Search code examples
javascriptperformancememory-managementgarbage-collectionv8

Do browsers always treat strings and numbers in Javascript as immutable?


In Javscript, do browser runtime interpreters always treat strings and numbers as immutable?

Surely, in cases where it provably is harmless, they would optimize and treat them as mutable. And if not, why not?

For instance, consider the humble for loop.

for (let i = 0; i < 1000000000000; i++) {
 console.log(i)
}

Since the i variable is scoped to the loop, and no code in the loop ever needs the "old values" of the i variable, it would make sense for the browser to simply increment the number that the symbol i points to each iteration. Otherwise, a stream of new bytes of memory will be taken up by the new values of i, for no conceivable reason ("someone might need those old values of i!"). We will have an unnecessary race between the for loop (creating new values of i in memory) and the garbage collector (killing off all the old values of i), which the loop will generally win, and we will have a stack overflow.

Oh, that's what happens, isn't it. If so, why are browsers dumb this way when they are so intelligent in optimizing the code in other ways?

There is a similar situation for strings. Consider the following.

{
   let completeWorks = "This string dictates the complete works of William Shakespeare. To be or not to be that is the question whether it is nobler in the mind..."
   completeWorks += "The End."  // <-- what happens here?
}

The string completeWorks is block-scoped and provably only lives in this block. So surely when the browser encounters the instruction completeWorks += "The End" it will just mutate completeWorks. If not, why not? Probably there is a good reason they don't do this, and I would like to learn it.


Solution

  • (V8 developer here -- as such I know very little about other browsers/engines.)

    There's no easy answer to this; implementations are complicated.

    Strings, in V8, are always immutable (after creation). One reason is that with objects being allocated on the heap, there's typically no free space after an object, so we can't just append characters to an existing string. Another reason is that keeping track of which strings can safely be mutated would add an extraordinary amount of complexity (aside from a few easier-to-detect niche cases, but if only those are supported, then the mechanism would provide much less value).

    V8 does have a few nifty tricks for string manipulations up its sleeve: when you take a substring of a larger string, then no characters are copied; the new string is simply a reference that says "I'm a slice of length X of that other string over there, starting at index Y". Similarly, when concatenating two strings like your completeWorks example, the new string is a reference that says "I'm the concatenation of those two other strings". (For completeness, I'll mention that there are minimum character counts below which these tricks are not applied because simply copying the characters is at least as efficient.)

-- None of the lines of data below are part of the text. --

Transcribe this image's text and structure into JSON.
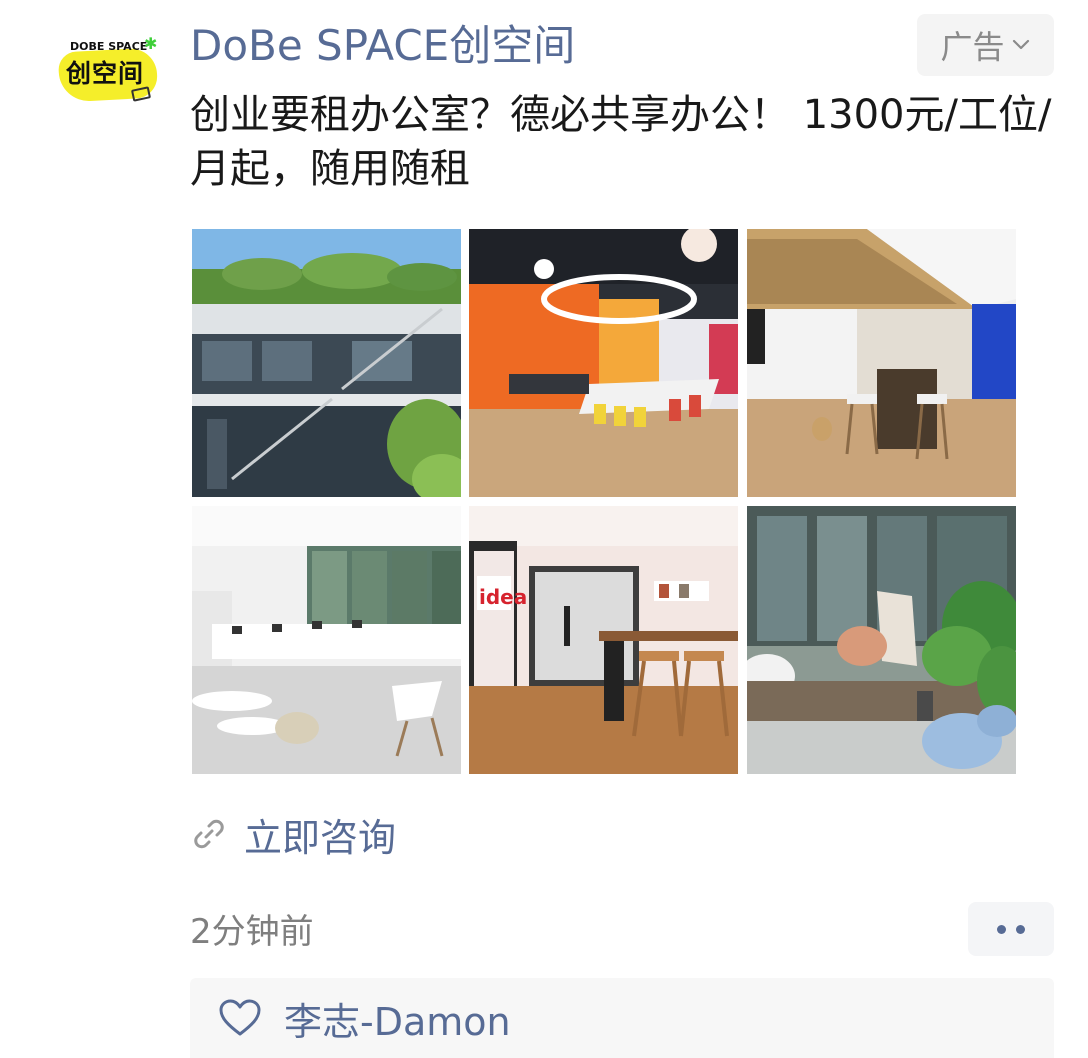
{
  "post": {
    "avatar": {
      "logo_top_text": "DOBE SPACE",
      "logo_main_text": "创空间",
      "logo_color": "#f5ee2a"
    },
    "account_name": "DoBe SPACE创空间",
    "ad_tag": {
      "label": "广告",
      "icon": "chevron-down-icon"
    },
    "ad_text": "创业要租办公室？德必共享办公！ 1300元/工位/月起，随用随租",
    "photos": [
      {
        "name": "photo-building-exterior"
      },
      {
        "name": "photo-meeting-room-orange"
      },
      {
        "name": "photo-lounge-bar-tables"
      },
      {
        "name": "photo-open-office-desks"
      },
      {
        "name": "photo-idea-glass-room"
      },
      {
        "name": "photo-garden-patio"
      }
    ],
    "cta": {
      "icon": "link-icon",
      "label": "立即咨询"
    },
    "timestamp": "2分钟前",
    "more_icon": "more-dots-icon",
    "likes": {
      "icon": "heart-icon",
      "names": "李志-Damon"
    }
  },
  "colors": {
    "link_blue": "#576b95",
    "muted_gray": "#8a8a8a",
    "panel_gray": "#f7f7f7"
  }
}
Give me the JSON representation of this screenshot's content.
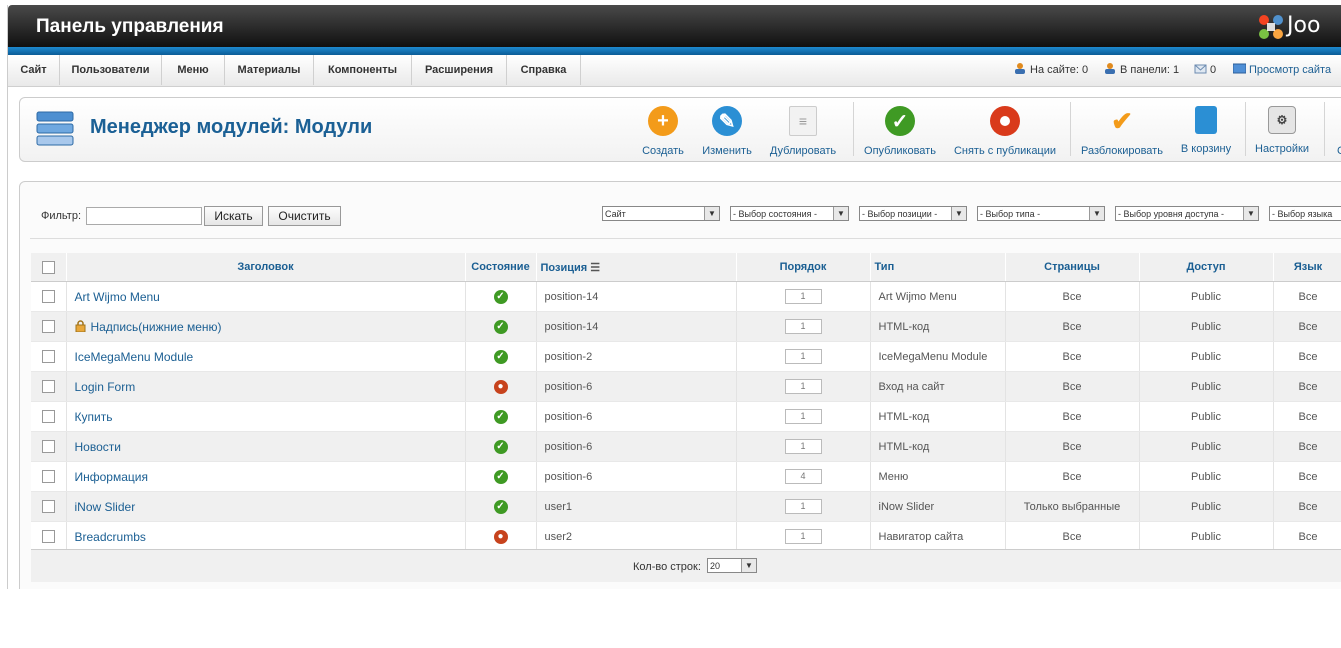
{
  "header": {
    "title": "Панель управления",
    "logo_text": "Joo"
  },
  "menu": [
    {
      "label": "Сайт"
    },
    {
      "label": "Пользователи"
    },
    {
      "label": "Меню"
    },
    {
      "label": "Материалы"
    },
    {
      "label": "Компоненты"
    },
    {
      "label": "Расширения"
    },
    {
      "label": "Справка"
    }
  ],
  "status": {
    "on_site": "На сайте: 0",
    "in_panel": "В панели: 1",
    "messages": "0",
    "preview": "Просмотр сайта"
  },
  "page": {
    "title": "Менеджер модулей: Модули"
  },
  "toolbar": {
    "create": "Создать",
    "edit": "Изменить",
    "duplicate": "Дублировать",
    "publish": "Опубликовать",
    "unpublish": "Снять с публикации",
    "checkin": "Разблокировать",
    "trash": "В корзину",
    "options": "Настройки",
    "help_partial": "С"
  },
  "filter": {
    "label": "Фильтр:",
    "value": "",
    "search_button": "Искать",
    "clear_button": "Очистить",
    "client_select": "Сайт",
    "state_select": "- Выбор состояния -",
    "position_select": "- Выбор позиции -",
    "type_select": "- Выбор типа -",
    "access_select": "- Выбор уровня доступа -",
    "language_select": "- Выбор языка"
  },
  "columns": {
    "title": "Заголовок",
    "state": "Состояние",
    "position": "Позиция",
    "order": "Порядок",
    "type": "Тип",
    "pages": "Страницы",
    "access": "Доступ",
    "language": "Язык"
  },
  "rows": [
    {
      "title": "Art Wijmo Menu",
      "state": "published",
      "position": "position-14",
      "order": "1",
      "type": "Art Wijmo Menu",
      "pages": "Все",
      "access": "Public",
      "language": "Все",
      "locked": false
    },
    {
      "title": "Надпись(нижние меню)",
      "state": "published",
      "position": "position-14",
      "order": "1",
      "type": "HTML-код",
      "pages": "Все",
      "access": "Public",
      "language": "Все",
      "locked": true
    },
    {
      "title": "IceMegaMenu Module",
      "state": "published",
      "position": "position-2",
      "order": "1",
      "type": "IceMegaMenu Module",
      "pages": "Все",
      "access": "Public",
      "language": "Все",
      "locked": false
    },
    {
      "title": "Login Form",
      "state": "unpublished",
      "position": "position-6",
      "order": "1",
      "type": "Вход на сайт",
      "pages": "Все",
      "access": "Public",
      "language": "Все",
      "locked": false
    },
    {
      "title": "Купить",
      "state": "published",
      "position": "position-6",
      "order": "1",
      "type": "HTML-код",
      "pages": "Все",
      "access": "Public",
      "language": "Все",
      "locked": false
    },
    {
      "title": "Новости",
      "state": "published",
      "position": "position-6",
      "order": "1",
      "type": "HTML-код",
      "pages": "Все",
      "access": "Public",
      "language": "Все",
      "locked": false
    },
    {
      "title": "Информация",
      "state": "published",
      "position": "position-6",
      "order": "4",
      "type": "Меню",
      "pages": "Все",
      "access": "Public",
      "language": "Все",
      "locked": false
    },
    {
      "title": "iNow Slider",
      "state": "published",
      "position": "user1",
      "order": "1",
      "type": "iNow Slider",
      "pages": "Только выбранные",
      "access": "Public",
      "language": "Все",
      "locked": false
    },
    {
      "title": "Breadcrumbs",
      "state": "unpublished",
      "position": "user2",
      "order": "1",
      "type": "Навигатор сайта",
      "pages": "Все",
      "access": "Public",
      "language": "Все",
      "locked": false
    }
  ],
  "pagination": {
    "label": "Кол-во строк:",
    "limit": "20"
  },
  "colors": {
    "link": "#1b5f93",
    "published": "#3f9a24",
    "unpublished": "#c7431d",
    "accent_bar": "#1d8ad0"
  }
}
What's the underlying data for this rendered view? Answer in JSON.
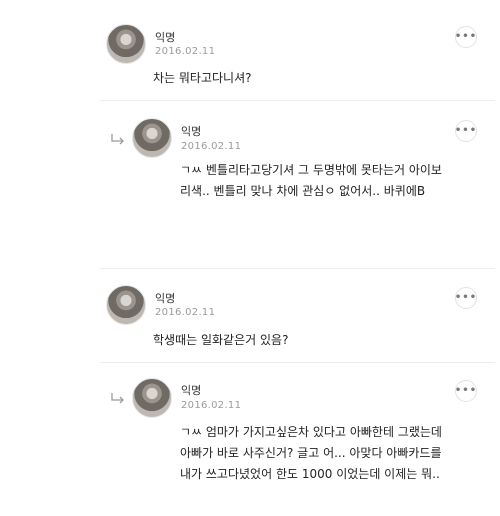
{
  "comments": [
    {
      "author": "익명",
      "date": "2016.02.11",
      "text": "차는 뭐타고다니셔?",
      "more_icon": "more-dots-icon"
    },
    {
      "author": "익명",
      "date": "2016.02.11",
      "text": "ㄱㅆ 벤틀리타고당기셔 그 두명밖에 못타는거 아이보리색.. 벤틀리 맞나 차에 관심ㅇ 없어서.. 바퀴에B",
      "reply_icon": "reply-arrow-icon",
      "more_icon": "more-dots-icon"
    },
    {
      "author": "익명",
      "date": "2016.02.11",
      "text": "학생때는 일화같은거 있음?",
      "more_icon": "more-dots-icon"
    },
    {
      "author": "익명",
      "date": "2016.02.11",
      "text": "ㄱㅆ 엄마가 가지고싶은차 있다고 아빠한테 그랬는데 아빠가 바로 사주신거? 글고 어... 아맞다 아빠카드를 내가 쓰고다녔었어 한도 1000 이었는데 이제는 뭐..",
      "reply_icon": "reply-arrow-icon",
      "more_icon": "more-dots-icon"
    }
  ],
  "colors": {
    "text": "#222222",
    "date": "#9b9b9b",
    "divider": "#ededed"
  }
}
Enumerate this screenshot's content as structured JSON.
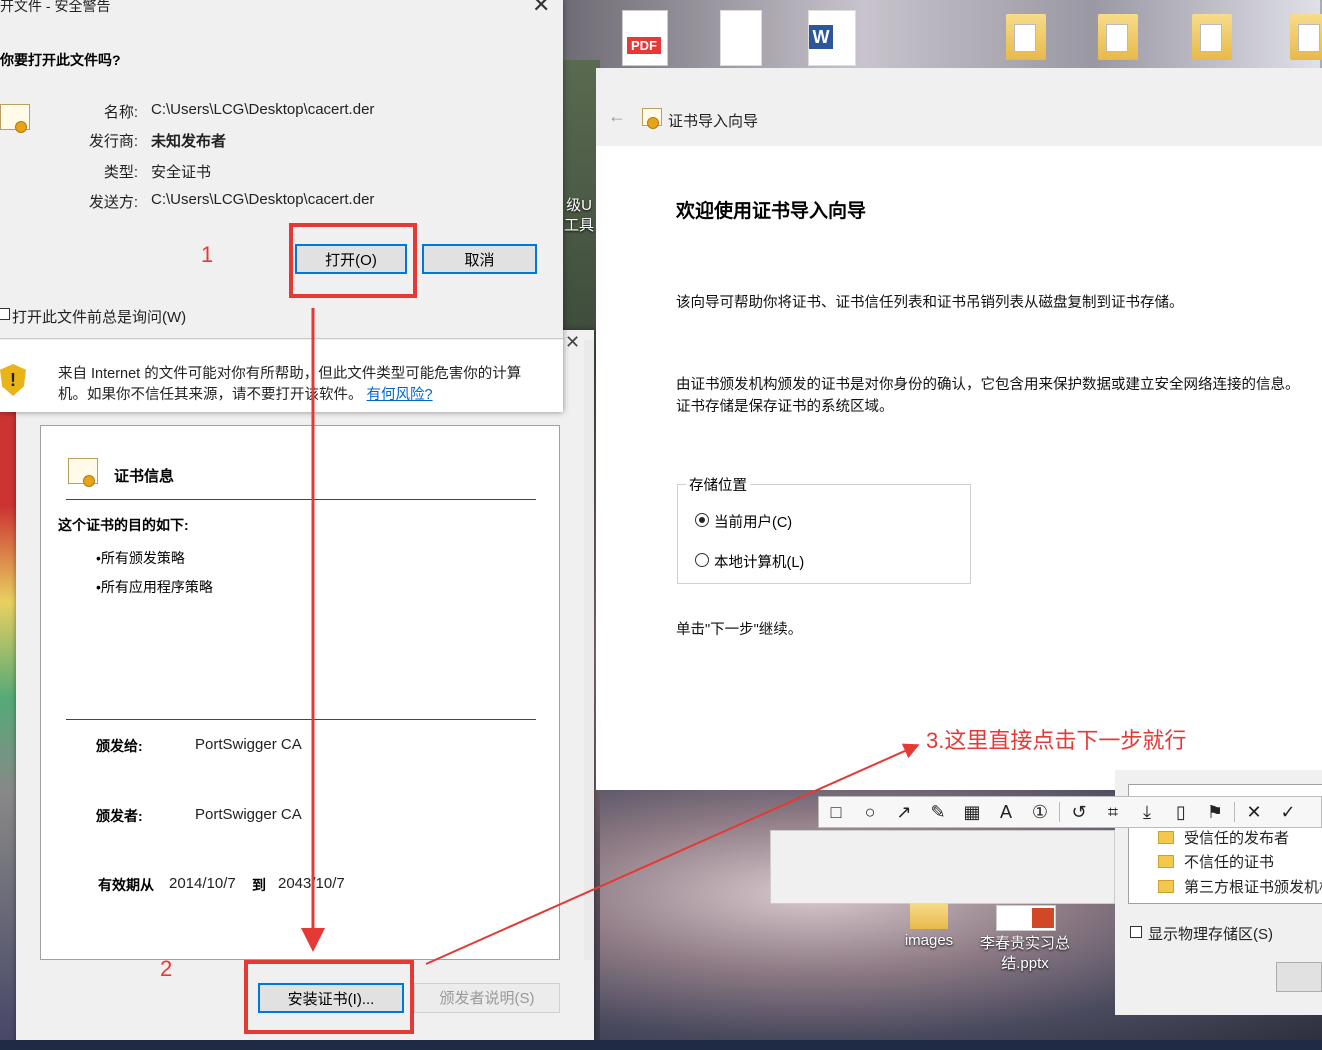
{
  "security_dialog": {
    "title": "开文件 - 安全警告",
    "question": "你要打开此文件吗?",
    "fields": [
      {
        "label": "名称:",
        "value": "C:\\Users\\LCG\\Desktop\\cacert.der"
      },
      {
        "label": "发行商:",
        "value": "未知发布者"
      },
      {
        "label": "类型:",
        "value": "安全证书"
      },
      {
        "label": "发送方:",
        "value": "C:\\Users\\LCG\\Desktop\\cacert.der"
      }
    ],
    "open_button": "打开(O)",
    "cancel_button": "取消",
    "always_ask_checkbox": "打开此文件前总是询问(W)",
    "warning_text": "来自 Internet 的文件可能对你有所帮助，但此文件类型可能危害你的计算机。如果你不信任其来源，请不要打开该软件。",
    "risk_link": "有何风险?"
  },
  "cert_dialog": {
    "section_title": "证书信息",
    "purpose_heading": "这个证书的目的如下:",
    "purposes": [
      "•所有颁发策略",
      "•所有应用程序策略"
    ],
    "issued_to_label": "颁发给:",
    "issued_to_value": "PortSwigger CA",
    "issued_by_label": "颁发者:",
    "issued_by_value": "PortSwigger CA",
    "valid_from_label": "有效期从",
    "valid_from_value": "2014/10/7",
    "valid_to_label": "到",
    "valid_to_value": "2043/10/7",
    "install_button": "安装证书(I)...",
    "issuer_statement_button": "颁发者说明(S)"
  },
  "wizard": {
    "title": "证书导入向导",
    "heading": "欢迎使用证书导入向导",
    "para1": "该向导可帮助你将证书、证书信任列表和证书吊销列表从磁盘复制到证书存储。",
    "para2": "由证书颁发机构颁发的证书是对你身份的确认，它包含用来保护数据或建立安全网络连接的信息。证书存储是保存证书的系统区域。",
    "store_legend": "存储位置",
    "option_current_user": "当前用户(C)",
    "option_local_machine": "本地计算机(L)",
    "continue_text": "单击\"下一步\"继续。"
  },
  "desktop": {
    "pdf_badge": "PDF",
    "word_badge": "W",
    "side_label_1": "级U",
    "side_label_2": "工具",
    "images_label": "images",
    "pptx_label_1": "李春贵实习总",
    "pptx_label_2": "结.pptx"
  },
  "cert_store": {
    "items": [
      "受信任的发布者",
      "不信任的证书",
      "第三方根证书颁发机构"
    ],
    "show_physical": "显示物理存储区(S)"
  },
  "annotations": {
    "step1": "1",
    "step2": "2",
    "step3": "3.这里直接点击下一步就行"
  },
  "colors": {
    "annotation_red": "#e53935",
    "accent_blue": "#0078d7"
  }
}
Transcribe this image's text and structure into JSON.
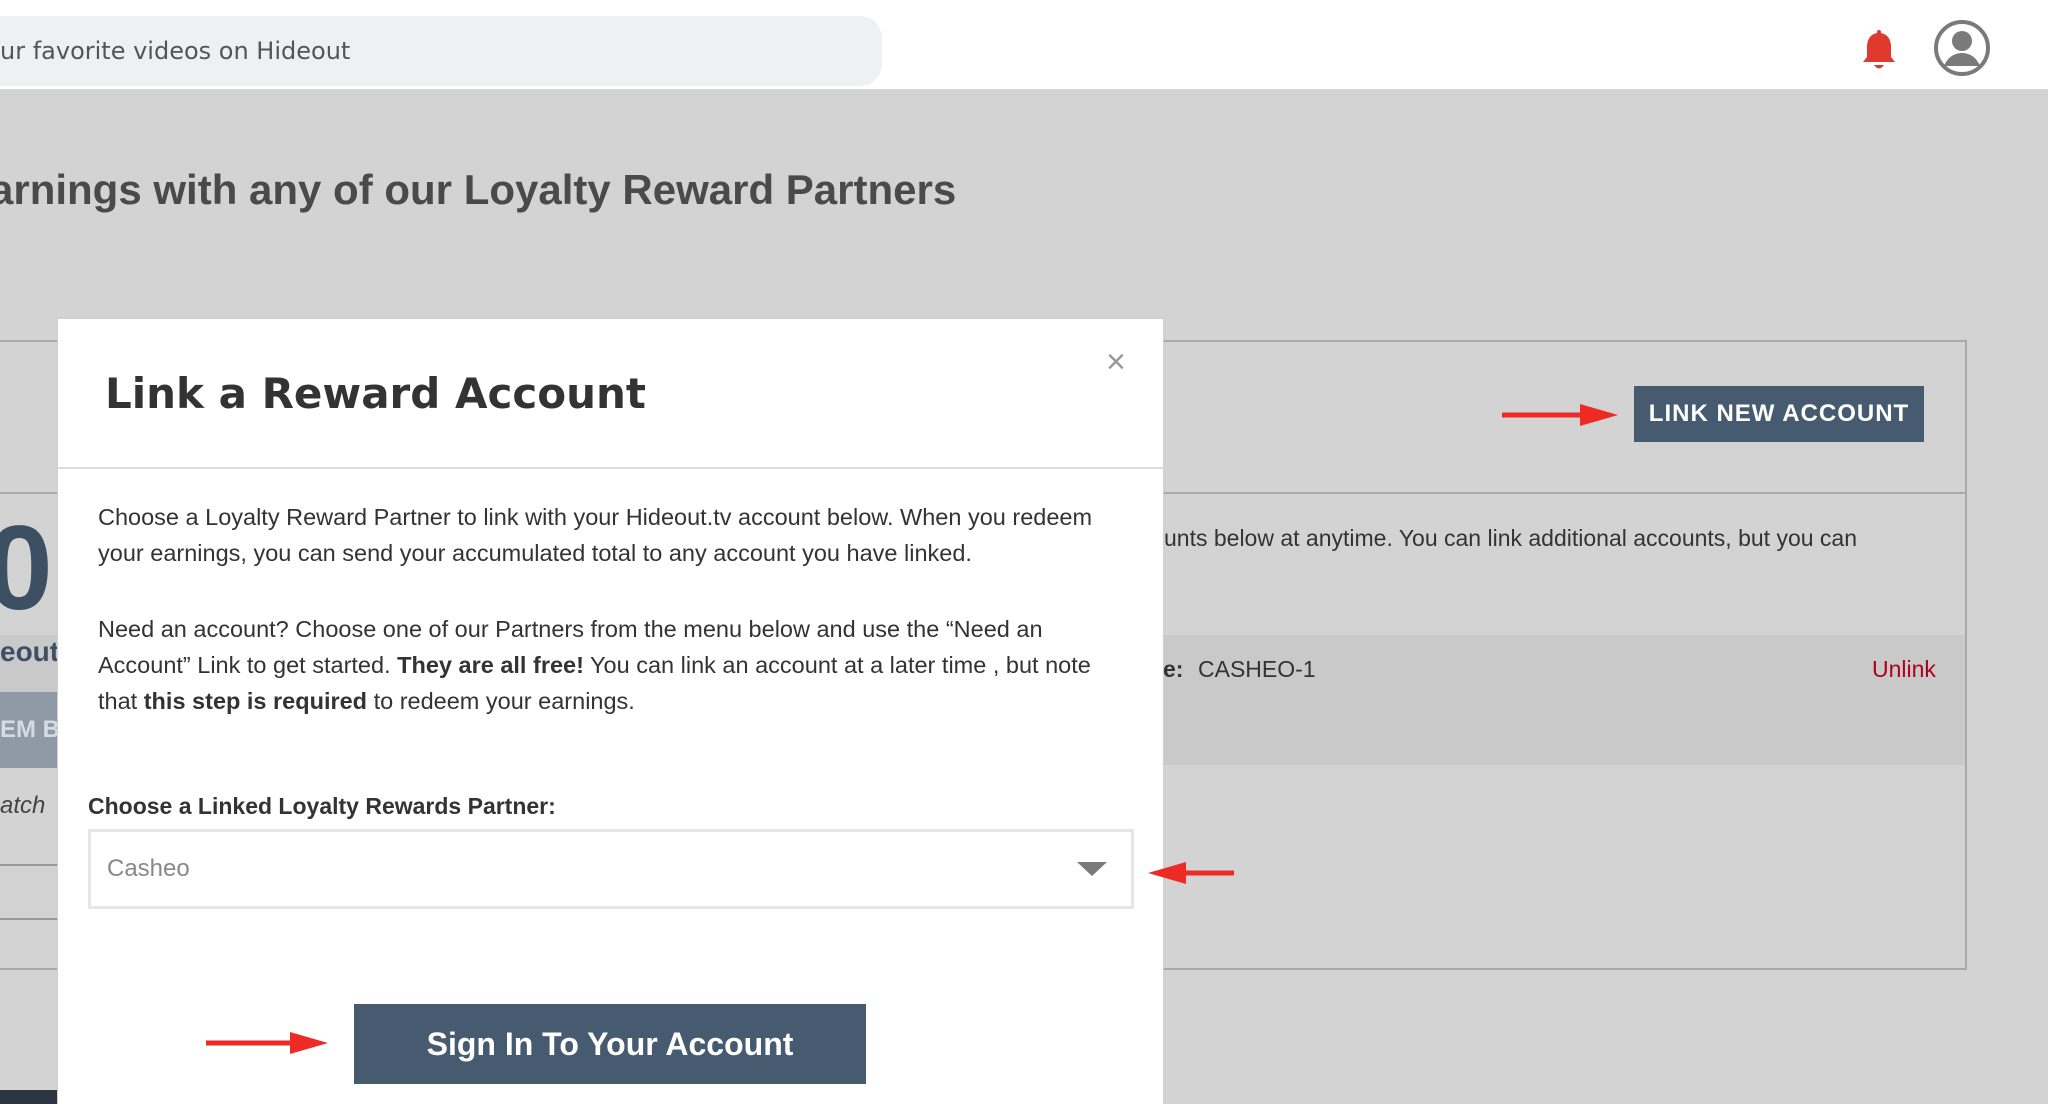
{
  "header": {
    "search_placeholder": "ur favorite videos on Hideout",
    "icons": [
      "bell-icon",
      "user-avatar-icon"
    ],
    "bell_color": "#e03a2e"
  },
  "background_page": {
    "title": "arnings with any of our Loyalty Reward Partners",
    "link_new_account_label": "LINK NEW ACCOUNT",
    "description_partial": "unts below at anytime. You can link additional accounts, but you can",
    "account_name_label": "e:",
    "account_name_value": "CASHEO-1",
    "unlink_label": "Unlink",
    "balance_partial": "0.",
    "balance_caption_partial": "eout",
    "redeem_button_partial": "EM B",
    "watch_text_partial": "atch"
  },
  "modal": {
    "title": "Link a Reward Account",
    "close_symbol": "×",
    "paragraph1": "Choose a Loyalty Reward Partner to link with your Hideout.tv account below. When you redeem your earnings, you can send your accumulated total to any account you have linked.",
    "paragraph2": {
      "part1": "Need an account? Choose one of our Partners from the menu below and use the “Need an Account” Link to get started. ",
      "bold1": "They are all free!",
      "part2": " You can link an account at a later time , but note that ",
      "bold2": "this step is required",
      "part3": " to redeem your earnings."
    },
    "field_label": "Choose a Linked Loyalty Rewards Partner:",
    "selected_partner": "Casheo",
    "sign_in_label": "Sign In To Your Account"
  },
  "colors": {
    "accent_button": "#475b70",
    "annotation_arrow": "#ee2a24",
    "unlink": "#b0001e",
    "overlay": "#d3d3d3"
  }
}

    Numbers are both more performance sensitive and easier to deal with than strings. In general, heap-allocated numbers are always immutable; but that's not the end of the story. V8 heavily uses a special representation for "Smis" ("small integers"), because many numbers in JavaScript programs fall into that bucket. Smis are not heap objects; creating a new one is as cheap as modifying one, and in fact indistinguishable (like an int in C++). For numbers out of Smi range, the optimizing compiler also performs "escape analysis" and can "unbox" non-escaping numbers, which means keeping them in a CPU register (as a plain 64-bit float) instead of allocating them on the heap in the first place, which again is even better than mutating otherwise-immutable heap objects. For the special case of numbers stored in object properties, V8 also (in some cases) uses mutable storage.

    So, the answer to your question is both "yes" (e.g. when generating unoptimized code, V8 doesn't spend the time to perform analysis, so the code must conservatively assume that any old value is needed somewhere), and "no" (for the optimizing compiler, your intuition is correct that this should be avoidable; however that still doesn't mean that any numbers that were allocated on the heap will be mutated there).

    Since the i variable is scoped to the loop

    Scoping in JavaScript is complicated. First off, there is no int i. Now consider this:

    for (var i = 0; i < 100; i++) {
      // Use i here, or don't.
    }
    console.log(i);  // Prints "100".
    

    If you meant let i, then sure, you'd have a block-scoped variable. In this example, performance would be the same.

    We will have an unnecessary race between the for loop (creating new values of i in memory) and the garbage collector (killing off all the old values of i), which the loop will generally win

    No. The garbage collector is highly adaptive, in particular it does more work when more allocations happen. There is no way to "outrun" it. If needed, program execution is stopped while the garbage collector tries to find memory that can be freed.

    and we will have a stack overflow.

    No, stack overflows have nothing to do with object allocations, or garbage collection, or heap memory in general.